Have a question about this project? Sign up for a free GitHub account to open an issue and contact its maintainers and the community.

By clicking “Sign up for GitHub”, you agree to our terms of service and privacy statement. We’ll occasionally send you account related emails.
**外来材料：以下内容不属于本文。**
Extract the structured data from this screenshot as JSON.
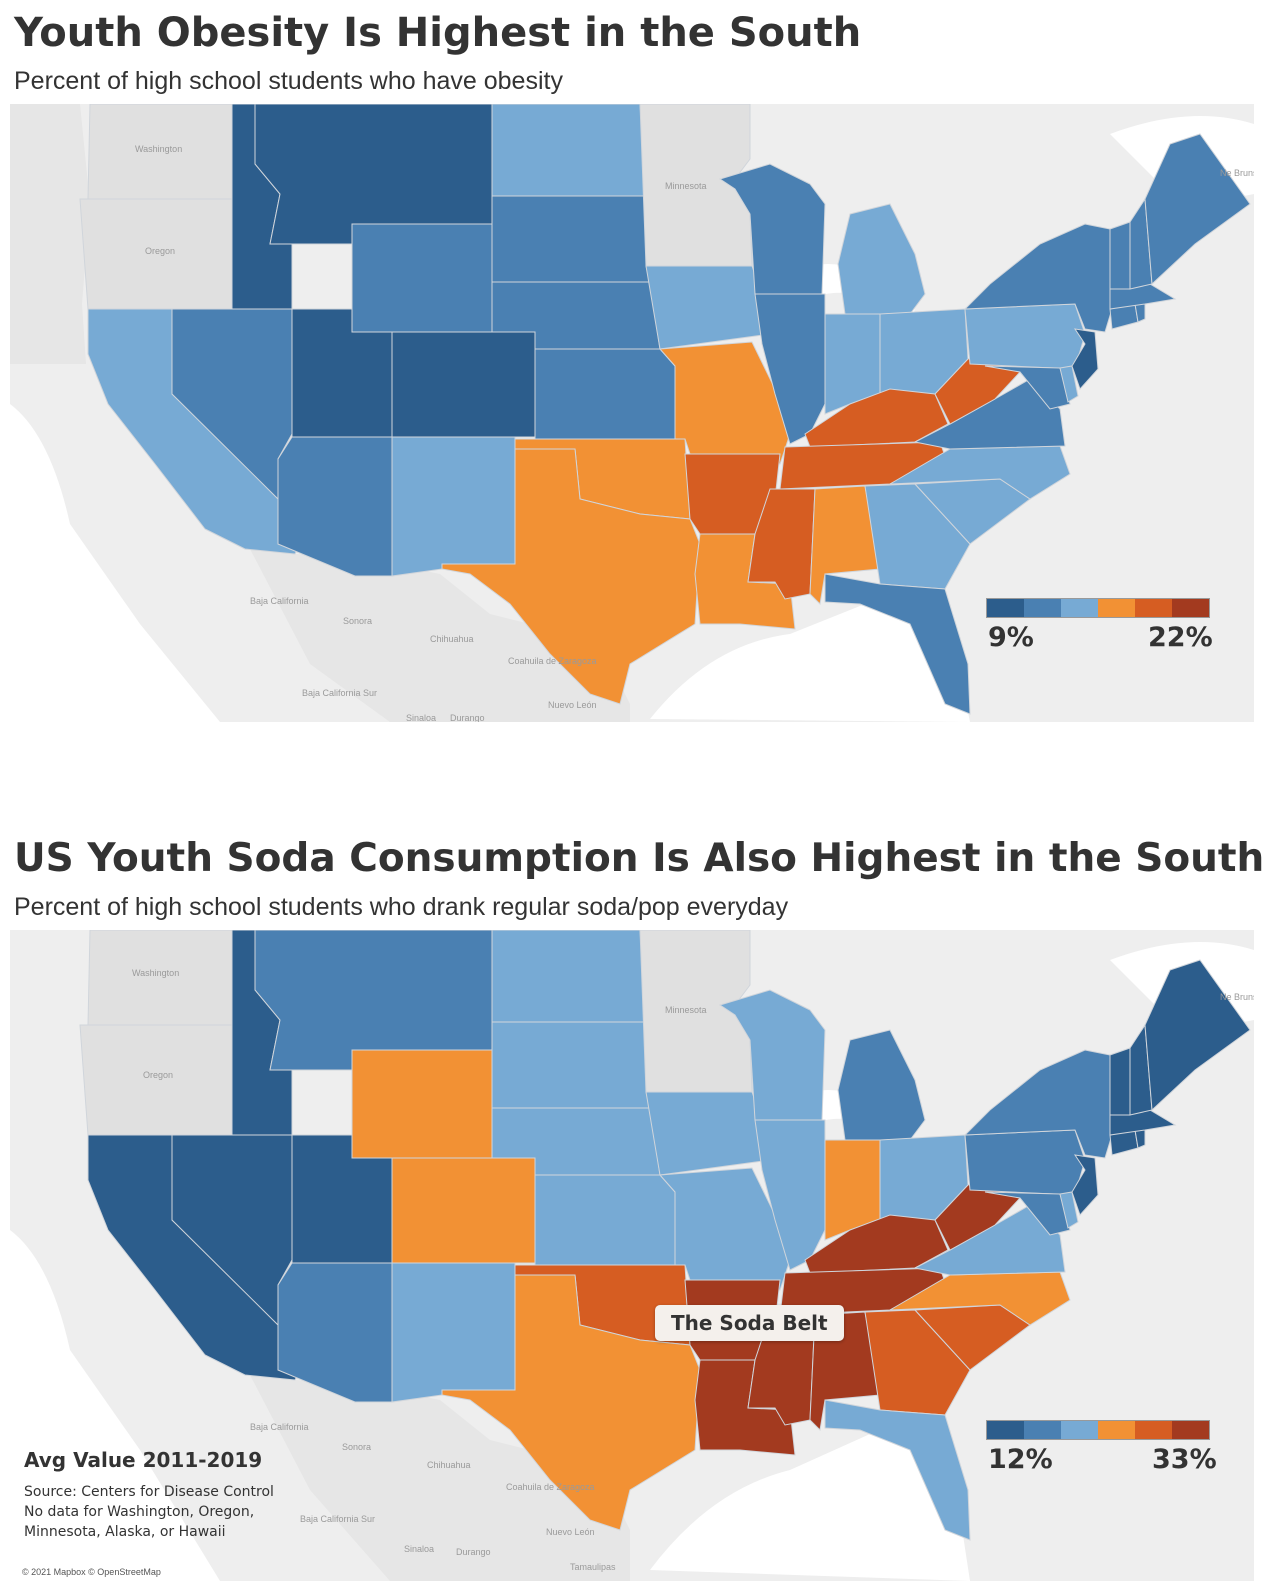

Already on GitHub? Sign in to your account

关于多模态融合以及结果复现问题 #15

Open
xiezexun opened this issue Oct 5, 2023 · 2 comments
Open

关于多模态融合以及结果复现问题 #15

xiezexun opened this issue Oct 5, 2023 · 2 comments

Comments

@xiezexun
Copy link

xiezexun commented Oct 5, 2023

作者您好,看了您的论文深受启发,觉得您写的很好,有两个问题想咨询您。
1、我已经成功复现了代码,预训练模型使用的vit-l-14,两张4090显卡跑的结果是:top1: 95.3%\top5: 99.2%,跟您的结果可能还有差距。
2、关于视觉特征和文本特征融合时,您采用了CLIP模型默认的余弦相似度计算,但我不太理解这个代码思路,看CLIP原论文伪代码好像不是这样,恳请您解答一下这个logit_scale 是干啥的,有什么用,为什么要这样初始化logit_scale 。
self.logit_scale = nn.Parameter(torch.ones([]) * np.log(1 / 0.07))
logit_scale = self.logit_scale.exp()
logits = logit_scale * image_emb @ text_emb.t()

@whwu95
Copy link
Owner

whwu95 commented Oct 13, 2023

感谢对我们工作的兴趣。

  1. 不清楚您指的是什么数据集上的结果?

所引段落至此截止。